If I can grab one off of a 90' 4 cylinder truck like mine, at least it would bolt right on. So, if it indeed bolts on, without issue, where would my main issues lie, for example, rebuilding the compressor? I know it could be a number of things, and maybe, nothing will work properly. Yeah, a crap shoot, but I'm having such a hard time justifying 800 big ones on my pickup for A/C. 

I'm also looking for gray bucket seats, door panels w/ full power window & lock. 

Thanks again, and will let you guys know if I find anything!


----------



## saudade (Apr 10, 2010)

SPEEDO said:


> Thats the company! I couldnt remember the name.. good find!
> A friend had a kit installed in his 67 Mustang, he was happy with it


They have a pretty good AC forum too.


----------



## saudade (Apr 10, 2010)

smj999smj said:


> I looked at that site earlier but they didn't have anything for the 2.4L Hardbody.


I noted that a while ago. The link above is for the '94 Pathy with the 2.4L engine.
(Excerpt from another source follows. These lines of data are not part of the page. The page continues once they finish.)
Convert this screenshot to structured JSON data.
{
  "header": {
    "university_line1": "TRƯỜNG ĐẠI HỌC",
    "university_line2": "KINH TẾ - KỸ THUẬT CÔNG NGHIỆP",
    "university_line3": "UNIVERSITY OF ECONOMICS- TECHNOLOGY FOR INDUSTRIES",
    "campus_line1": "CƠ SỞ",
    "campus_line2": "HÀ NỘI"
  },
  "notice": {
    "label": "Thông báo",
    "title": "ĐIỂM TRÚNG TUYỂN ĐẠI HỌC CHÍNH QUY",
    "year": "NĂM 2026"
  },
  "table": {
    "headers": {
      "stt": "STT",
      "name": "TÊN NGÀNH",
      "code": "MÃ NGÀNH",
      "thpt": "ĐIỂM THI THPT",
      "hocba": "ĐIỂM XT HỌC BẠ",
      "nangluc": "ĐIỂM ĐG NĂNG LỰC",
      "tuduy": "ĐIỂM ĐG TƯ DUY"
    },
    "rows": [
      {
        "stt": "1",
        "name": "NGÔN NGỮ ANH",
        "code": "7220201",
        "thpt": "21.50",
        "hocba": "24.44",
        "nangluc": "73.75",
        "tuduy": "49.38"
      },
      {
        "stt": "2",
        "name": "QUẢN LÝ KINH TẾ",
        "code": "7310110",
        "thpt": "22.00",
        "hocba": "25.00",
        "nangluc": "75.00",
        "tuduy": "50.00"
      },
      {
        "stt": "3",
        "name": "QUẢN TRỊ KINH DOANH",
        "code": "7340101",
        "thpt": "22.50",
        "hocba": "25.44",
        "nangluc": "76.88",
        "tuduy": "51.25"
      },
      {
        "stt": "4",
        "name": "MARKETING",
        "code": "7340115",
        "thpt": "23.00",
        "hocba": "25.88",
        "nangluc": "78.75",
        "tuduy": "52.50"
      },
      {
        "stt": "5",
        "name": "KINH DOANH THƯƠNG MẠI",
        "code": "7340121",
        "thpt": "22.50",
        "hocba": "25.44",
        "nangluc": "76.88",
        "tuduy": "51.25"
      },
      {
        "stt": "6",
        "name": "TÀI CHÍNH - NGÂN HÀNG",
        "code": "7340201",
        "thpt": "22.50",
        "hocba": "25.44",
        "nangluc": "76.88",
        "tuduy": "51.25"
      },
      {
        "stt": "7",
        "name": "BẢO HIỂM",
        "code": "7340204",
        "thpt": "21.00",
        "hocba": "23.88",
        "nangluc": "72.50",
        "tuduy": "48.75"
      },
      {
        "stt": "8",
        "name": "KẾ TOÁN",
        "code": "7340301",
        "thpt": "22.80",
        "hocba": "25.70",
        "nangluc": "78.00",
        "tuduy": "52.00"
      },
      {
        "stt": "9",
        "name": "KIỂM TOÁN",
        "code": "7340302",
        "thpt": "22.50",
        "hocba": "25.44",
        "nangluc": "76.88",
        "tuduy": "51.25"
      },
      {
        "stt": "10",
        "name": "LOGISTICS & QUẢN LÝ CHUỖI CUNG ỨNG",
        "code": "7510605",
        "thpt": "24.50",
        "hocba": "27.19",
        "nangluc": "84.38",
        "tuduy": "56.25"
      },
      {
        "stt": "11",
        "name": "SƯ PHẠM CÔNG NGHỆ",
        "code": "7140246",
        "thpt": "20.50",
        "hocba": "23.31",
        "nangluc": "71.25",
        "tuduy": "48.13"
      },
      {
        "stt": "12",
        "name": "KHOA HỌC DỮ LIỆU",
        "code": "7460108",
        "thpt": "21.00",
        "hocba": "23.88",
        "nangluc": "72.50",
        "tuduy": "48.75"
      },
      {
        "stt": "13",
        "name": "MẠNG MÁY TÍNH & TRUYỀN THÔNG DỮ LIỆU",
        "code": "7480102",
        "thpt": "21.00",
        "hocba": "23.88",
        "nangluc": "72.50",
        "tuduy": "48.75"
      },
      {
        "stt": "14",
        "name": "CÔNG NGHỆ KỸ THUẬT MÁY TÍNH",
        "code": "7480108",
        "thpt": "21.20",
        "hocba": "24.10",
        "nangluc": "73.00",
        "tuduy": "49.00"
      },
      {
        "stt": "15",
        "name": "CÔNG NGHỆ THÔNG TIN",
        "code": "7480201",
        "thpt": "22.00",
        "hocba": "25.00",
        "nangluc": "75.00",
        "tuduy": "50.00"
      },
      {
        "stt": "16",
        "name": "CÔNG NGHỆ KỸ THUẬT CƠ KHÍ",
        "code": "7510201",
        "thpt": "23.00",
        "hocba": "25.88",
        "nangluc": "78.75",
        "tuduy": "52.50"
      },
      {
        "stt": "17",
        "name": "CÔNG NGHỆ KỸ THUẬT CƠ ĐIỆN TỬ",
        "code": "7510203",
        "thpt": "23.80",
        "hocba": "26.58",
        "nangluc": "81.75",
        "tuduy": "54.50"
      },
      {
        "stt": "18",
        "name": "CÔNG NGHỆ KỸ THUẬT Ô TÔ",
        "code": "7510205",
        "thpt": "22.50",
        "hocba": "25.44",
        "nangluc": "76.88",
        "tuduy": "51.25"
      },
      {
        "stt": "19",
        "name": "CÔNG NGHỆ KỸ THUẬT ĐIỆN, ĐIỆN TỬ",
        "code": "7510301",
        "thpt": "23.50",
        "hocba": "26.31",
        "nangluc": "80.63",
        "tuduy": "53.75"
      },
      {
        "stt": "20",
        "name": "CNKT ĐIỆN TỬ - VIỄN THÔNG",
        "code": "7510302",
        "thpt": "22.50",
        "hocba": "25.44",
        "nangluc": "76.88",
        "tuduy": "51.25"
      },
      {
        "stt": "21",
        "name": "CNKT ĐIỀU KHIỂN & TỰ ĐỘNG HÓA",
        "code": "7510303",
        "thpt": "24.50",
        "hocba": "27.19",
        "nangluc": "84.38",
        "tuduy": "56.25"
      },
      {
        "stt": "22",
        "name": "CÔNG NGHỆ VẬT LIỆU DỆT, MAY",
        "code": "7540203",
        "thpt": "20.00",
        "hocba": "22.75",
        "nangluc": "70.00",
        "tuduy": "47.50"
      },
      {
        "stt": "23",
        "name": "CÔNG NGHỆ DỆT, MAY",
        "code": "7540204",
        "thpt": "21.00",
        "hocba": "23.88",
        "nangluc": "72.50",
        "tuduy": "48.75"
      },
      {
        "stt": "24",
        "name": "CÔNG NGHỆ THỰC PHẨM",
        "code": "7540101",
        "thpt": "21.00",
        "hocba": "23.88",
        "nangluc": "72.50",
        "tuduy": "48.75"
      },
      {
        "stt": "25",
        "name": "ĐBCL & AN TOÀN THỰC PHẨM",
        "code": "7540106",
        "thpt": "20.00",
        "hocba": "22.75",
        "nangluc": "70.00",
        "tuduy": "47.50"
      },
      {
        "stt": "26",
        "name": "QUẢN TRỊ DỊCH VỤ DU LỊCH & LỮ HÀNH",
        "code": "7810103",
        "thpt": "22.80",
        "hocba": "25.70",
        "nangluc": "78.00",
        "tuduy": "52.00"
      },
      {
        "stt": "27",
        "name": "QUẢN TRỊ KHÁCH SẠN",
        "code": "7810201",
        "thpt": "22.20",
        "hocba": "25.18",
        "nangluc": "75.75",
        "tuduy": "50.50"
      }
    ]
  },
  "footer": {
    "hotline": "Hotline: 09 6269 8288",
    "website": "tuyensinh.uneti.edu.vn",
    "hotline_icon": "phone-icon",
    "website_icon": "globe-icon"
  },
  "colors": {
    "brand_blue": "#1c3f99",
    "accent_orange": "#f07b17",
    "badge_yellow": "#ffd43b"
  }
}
As risky as it is, I made an assumption it would fit the D21 as well.

The guys are pretty knowledgeable so a phone call is worth the time to verify if you choose to go that way.


----------



## SPEEDO (Jun 9, 2003)

back in 87 I spent $500 for a a/c kit, it was money well spent! (I am in PHX) 
I have not had to touch that system.. until this year, my compressor is making noise, looks like a bad seal


----------